Último poste da série de 10 de janeiro de 2018 > Guiné 61/74 - P18198: Bibliografia de uma guerra (82): “Contra o Vento, Portugal, o Império e a Maré Anticolonial (1945-1960)”, por Valentim Alexandre; Temas e Debates/Círculo de Leitores, 2017 (1) (Mário Beja Santos)

2 comentários:

Antº Rosinha disse...

Todos os acontecimentos (descolonizações africanas à balda) que se seguiram à II Grande Guerra, aconteceram precisamente porque a Europa colonial, Inglaterra, França, Bélgica, Holanda, (sem falar na Alemanha) ficaram de pantanas, com aquela brutalidade.
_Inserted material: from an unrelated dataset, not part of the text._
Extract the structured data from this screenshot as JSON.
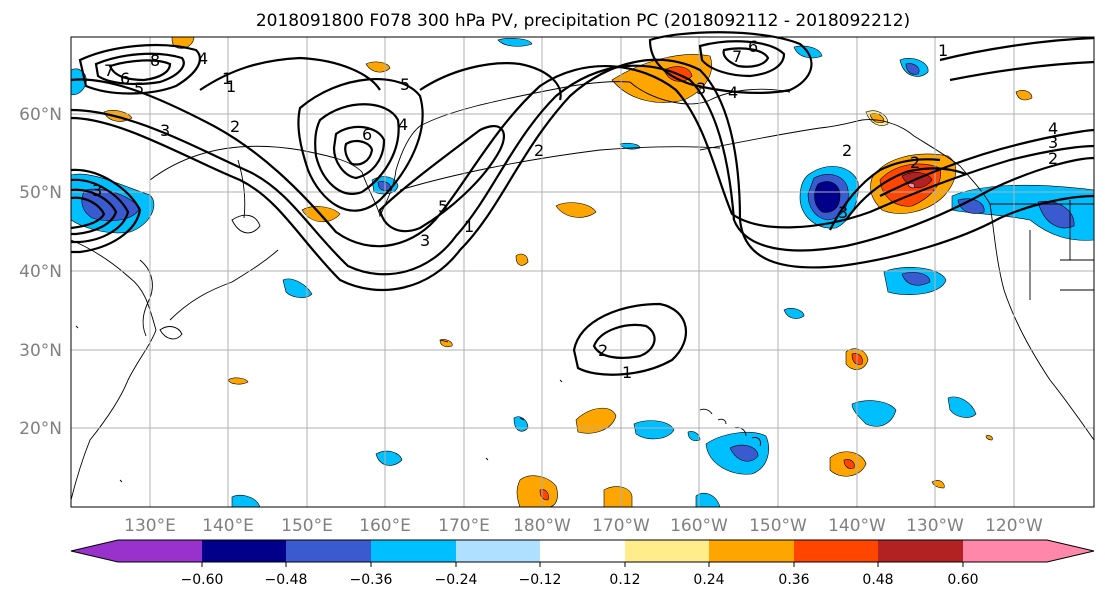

Essa foi a razão mais directa, para as potências, Rússia, EUA e China deitarem fogo ao pasto.

Ainda hoje a Europa não pode com uma gata pelo rabo e o mediterrâneo está permanentemente a pedir-lhe responsabilidades.

A Europa continua de rastos e sem respostas.

Em todas as histórias que se façam, devem sempre frisar que Portugal estava "orgulhosamente só" contra tudo o que se passava, e só assim a história ficará bem escrita.

E hoje Portugal deve olhar para o mediterrâneo sem precisar de virar a cara.





Anónimo disse...

Alinho neste comentário de Antº Rosinha, nunca nos devemos esquecer que estávamos nesta guerra de 13 anos, 'orgulhosamente sós' e só por isso já somos uma grande NAÇÃO.
E não vou comentar mais, pois podem ser mal interpretadas, e eu estou aqui para escrever aquilo que penso, mas não digo tudo.